“Did he look ashamed?”
“I didn't wait to see. I had urgent business out just then.”
“Is the patient in the tent now?”
“Yes, all snug and comfortable with a nurse to take care of him. That was my urgent business. I went into the back room of the office in the midst of their jabber, slipped out the door, got into the buggy hitched back there, drove to the hotel and with Dr. Collins' help, got the patient down the ladder waiting for us, into the buggy, then got the nurse down the ladder and in, too, then away we drove lickety-cut for the tent while the mob was away from there. Then I went back to the office and attended the meeting,” added the doctor, laughing heartily.
His wife laughed too, but rather uneasily. “Were they still there when you got back?”

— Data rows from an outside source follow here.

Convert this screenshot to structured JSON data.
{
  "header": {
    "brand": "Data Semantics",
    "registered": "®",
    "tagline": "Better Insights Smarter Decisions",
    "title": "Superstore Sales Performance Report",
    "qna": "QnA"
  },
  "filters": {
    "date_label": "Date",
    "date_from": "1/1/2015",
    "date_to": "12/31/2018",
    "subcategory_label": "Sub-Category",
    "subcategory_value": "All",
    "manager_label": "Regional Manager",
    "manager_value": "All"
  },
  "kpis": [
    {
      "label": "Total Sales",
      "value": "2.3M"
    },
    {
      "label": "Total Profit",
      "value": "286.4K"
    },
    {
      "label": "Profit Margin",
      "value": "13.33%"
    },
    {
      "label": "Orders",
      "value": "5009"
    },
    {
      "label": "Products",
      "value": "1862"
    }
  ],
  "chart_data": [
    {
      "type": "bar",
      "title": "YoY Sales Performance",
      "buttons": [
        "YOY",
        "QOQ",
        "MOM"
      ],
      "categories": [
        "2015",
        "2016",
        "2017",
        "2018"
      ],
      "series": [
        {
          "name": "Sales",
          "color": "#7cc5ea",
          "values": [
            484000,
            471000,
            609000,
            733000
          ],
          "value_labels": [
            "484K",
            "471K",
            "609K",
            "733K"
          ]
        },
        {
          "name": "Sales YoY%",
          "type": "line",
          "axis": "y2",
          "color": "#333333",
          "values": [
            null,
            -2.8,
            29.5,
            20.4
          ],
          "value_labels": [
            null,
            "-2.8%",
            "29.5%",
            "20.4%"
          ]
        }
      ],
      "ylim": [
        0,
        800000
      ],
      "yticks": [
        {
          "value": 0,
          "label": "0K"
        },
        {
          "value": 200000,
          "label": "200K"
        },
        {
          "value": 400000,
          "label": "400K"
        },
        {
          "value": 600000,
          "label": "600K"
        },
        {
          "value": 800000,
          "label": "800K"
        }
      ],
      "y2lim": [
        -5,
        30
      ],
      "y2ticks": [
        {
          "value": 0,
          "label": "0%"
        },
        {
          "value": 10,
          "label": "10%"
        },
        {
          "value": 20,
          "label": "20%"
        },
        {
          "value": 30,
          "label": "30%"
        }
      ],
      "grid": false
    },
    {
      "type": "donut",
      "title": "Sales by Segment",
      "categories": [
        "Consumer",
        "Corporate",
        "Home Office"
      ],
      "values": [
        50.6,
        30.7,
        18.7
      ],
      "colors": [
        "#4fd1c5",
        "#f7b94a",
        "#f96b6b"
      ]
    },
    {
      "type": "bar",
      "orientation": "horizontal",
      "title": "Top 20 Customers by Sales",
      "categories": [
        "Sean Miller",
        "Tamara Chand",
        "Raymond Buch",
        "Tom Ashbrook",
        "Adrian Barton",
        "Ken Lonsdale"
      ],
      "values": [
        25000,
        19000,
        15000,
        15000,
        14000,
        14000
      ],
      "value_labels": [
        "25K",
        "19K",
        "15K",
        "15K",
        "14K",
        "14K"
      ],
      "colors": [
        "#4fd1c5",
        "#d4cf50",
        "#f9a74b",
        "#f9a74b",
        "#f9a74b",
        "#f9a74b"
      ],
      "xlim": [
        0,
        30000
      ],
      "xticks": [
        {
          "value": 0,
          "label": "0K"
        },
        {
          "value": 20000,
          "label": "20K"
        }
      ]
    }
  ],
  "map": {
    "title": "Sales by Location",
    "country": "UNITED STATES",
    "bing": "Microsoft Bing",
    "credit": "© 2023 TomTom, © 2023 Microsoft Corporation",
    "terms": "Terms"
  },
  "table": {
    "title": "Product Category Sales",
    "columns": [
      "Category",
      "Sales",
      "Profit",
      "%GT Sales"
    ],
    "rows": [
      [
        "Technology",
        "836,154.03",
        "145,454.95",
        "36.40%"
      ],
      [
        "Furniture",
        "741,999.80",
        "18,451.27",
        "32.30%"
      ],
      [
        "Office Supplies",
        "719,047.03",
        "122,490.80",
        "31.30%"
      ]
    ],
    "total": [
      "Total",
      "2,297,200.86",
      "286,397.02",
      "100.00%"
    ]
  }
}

“Every mother's son of 'em. They didn't stay long though. I advised them to go home, that the patient was in the tent and would stay there. They broke for the tent—vowed they'd set fire to it with him in it and I think they intended to hang me,” and the doctor laughed again.

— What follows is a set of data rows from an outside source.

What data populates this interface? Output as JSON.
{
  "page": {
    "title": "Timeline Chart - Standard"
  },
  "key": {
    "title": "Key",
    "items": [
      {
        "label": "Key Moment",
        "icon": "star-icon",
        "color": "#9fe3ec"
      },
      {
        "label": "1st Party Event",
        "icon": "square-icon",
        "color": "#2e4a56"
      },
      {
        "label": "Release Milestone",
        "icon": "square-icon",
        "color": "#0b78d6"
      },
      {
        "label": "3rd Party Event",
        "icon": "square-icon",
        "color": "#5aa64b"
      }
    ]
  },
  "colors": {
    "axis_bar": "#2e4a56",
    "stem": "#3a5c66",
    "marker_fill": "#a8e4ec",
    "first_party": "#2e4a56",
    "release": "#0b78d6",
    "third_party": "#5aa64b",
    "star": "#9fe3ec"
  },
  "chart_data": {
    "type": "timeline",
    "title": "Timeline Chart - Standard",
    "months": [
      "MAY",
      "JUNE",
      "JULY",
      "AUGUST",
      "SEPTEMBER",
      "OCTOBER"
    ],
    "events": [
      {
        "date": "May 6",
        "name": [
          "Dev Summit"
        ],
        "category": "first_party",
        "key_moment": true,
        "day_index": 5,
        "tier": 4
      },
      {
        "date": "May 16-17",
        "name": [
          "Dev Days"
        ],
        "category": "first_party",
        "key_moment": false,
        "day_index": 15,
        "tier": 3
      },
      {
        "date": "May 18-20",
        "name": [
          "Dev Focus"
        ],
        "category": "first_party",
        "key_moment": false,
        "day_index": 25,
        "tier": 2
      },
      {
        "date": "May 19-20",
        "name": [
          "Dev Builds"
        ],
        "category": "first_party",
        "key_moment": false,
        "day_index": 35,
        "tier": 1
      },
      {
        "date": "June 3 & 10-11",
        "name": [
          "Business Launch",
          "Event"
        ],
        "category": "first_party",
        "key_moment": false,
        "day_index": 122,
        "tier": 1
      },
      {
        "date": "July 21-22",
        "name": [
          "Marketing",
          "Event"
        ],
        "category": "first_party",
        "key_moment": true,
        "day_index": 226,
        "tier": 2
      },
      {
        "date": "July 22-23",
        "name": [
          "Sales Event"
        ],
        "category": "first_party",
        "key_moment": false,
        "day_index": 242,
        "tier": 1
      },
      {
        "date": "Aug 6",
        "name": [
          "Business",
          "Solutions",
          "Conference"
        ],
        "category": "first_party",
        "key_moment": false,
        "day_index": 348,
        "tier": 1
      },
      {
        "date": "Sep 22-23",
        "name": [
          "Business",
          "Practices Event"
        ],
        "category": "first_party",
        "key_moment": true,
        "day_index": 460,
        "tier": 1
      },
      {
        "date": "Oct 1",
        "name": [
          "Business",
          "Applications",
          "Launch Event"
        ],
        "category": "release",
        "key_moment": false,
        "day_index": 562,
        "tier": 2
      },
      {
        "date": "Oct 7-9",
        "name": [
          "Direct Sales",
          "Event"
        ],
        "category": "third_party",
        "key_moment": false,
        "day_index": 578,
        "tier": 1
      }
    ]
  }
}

“John, don't ever get into such a scrape again. I 'phoned Mr. Felton and begged him to go down there and take someone with him.”
“You did? Well, he came, and it happened there was a member of the State Board of Health in town who had got on to the racket. He came, too, and you ought to have heard him read the riot act to those fellows:
“‘We've got a sick man here—a stranger, far from his home. You are in no danger whatever. Every doctor in town has told you so. We're going to take care of this man and don't you forget it. We have the whole State of Illinois behind us, and if this damned foolishness don't stop right here, I'll have the militia here in a few hours' time and arrest every one of you.’ That quieted them. They slunk off home and won't bother us any more.”